Le livre s’adresse surtout aux congolais surtout. Aux jeunes congolais, aux acteurs politiques et élites intellectuelles, qui voudraient avoir une autre approche des choses telles qu’elles sont en train de se passer dans notre pays.
« A quand le Congo ? » est une boîte à idées qui essaie de nous faire avancer dans une approche d’un autre Congo et d’une autre Afrique: Ce livre, c’est pour créer une citoyenneté et une identité congolaise ; inventer un nouvel imaginaire ; travailler au panafricanisme des peuples en réussissant une intégration à la fois politique, économique, culturelle et sociale.

Sur la culture du débat au Congo

Débattre, ça s’apprend. Nous, nous croyons, parce que nous avons été à l’école, nous avons approfondi l’art du débat. C’est faux. On peut même apprendre en débattant. Au fur et à mesure que le débat s’engage, nous apprenons à écouter les autres, à argumenter et à faire des concessions. Voilà pourquoi, au cœur de l’Etat social, que nous nous appelons de tous nos vœux, nous estimons que le conflit non meurtrier devrait faire partie de la matrice organisationnelle de la société. La politique ne peut avancer que s’il y a l’espace de contradiction, de désaccord. Parce que nous sommes différents et qu’en étant différents, nous ne pouvons pas penser de la même façon. Mais parce que nous sommes différents, que nous pouvons faire la politique en réussissant par exemple à créer des consensus provisoires.
Mais ne nous voilons pas la face. Nous avons versé dans le culte de la personnalité pendant au moins 32 ans.
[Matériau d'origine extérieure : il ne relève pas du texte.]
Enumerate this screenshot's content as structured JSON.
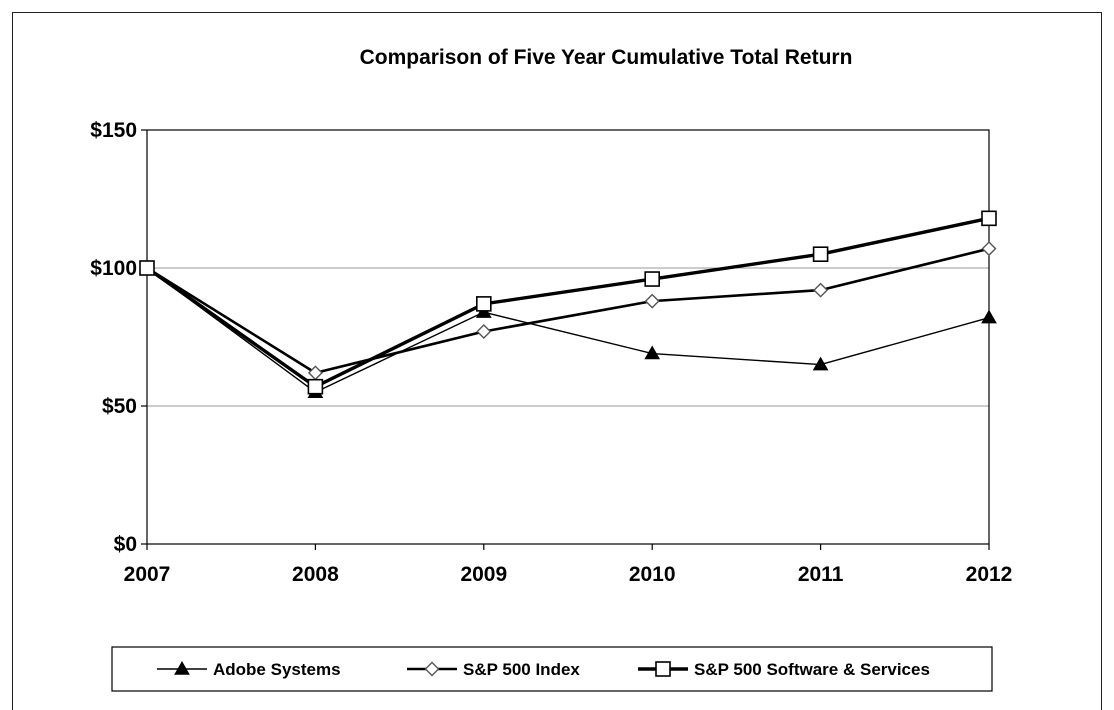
{
  "chart_data": {
    "type": "line",
    "title": "Comparison of Five Year Cumulative Total Return",
    "x": [
      "2007",
      "2008",
      "2009",
      "2010",
      "2011",
      "2012"
    ],
    "ylim": [
      0,
      150
    ],
    "yticks": [
      0,
      50,
      100,
      150
    ],
    "ytick_labels": [
      "$0",
      "$50",
      "$100",
      "$150"
    ],
    "grid": "horizontal",
    "legend_position": "bottom",
    "series": [
      {
        "name": "Adobe Systems",
        "marker": "filled-triangle",
        "color": "#000000",
        "line": "thin",
        "values": [
          100,
          55,
          84,
          69,
          65,
          82
        ]
      },
      {
        "name": "S&P 500 Index",
        "marker": "open-diamond",
        "color": "#000000",
        "line": "medium",
        "values": [
          100,
          62,
          77,
          88,
          92,
          107
        ]
      },
      {
        "name": "S&P 500 Software & Services",
        "marker": "open-square",
        "color": "#000000",
        "line": "thick",
        "values": [
          100,
          57,
          87,
          96,
          105,
          118
        ]
      }
    ]
  }
}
Nous avons applaudi un même individu pendant plus de 3 décennies, et on n’en sort pas facilement. Nous critiquons beaucoup ce qui se passe en Occident, mais l’Occident a encore ce côté positif qu’il a encore des espaces de débats. Regardez Michel Collon, par exemple, il est attaqué par beaucoup de ses compatriotes parce que son discours ne plait pas à plusieurs d’entre eux, mais je l’ai vu prendre la parole au parlement européen à deux reprises.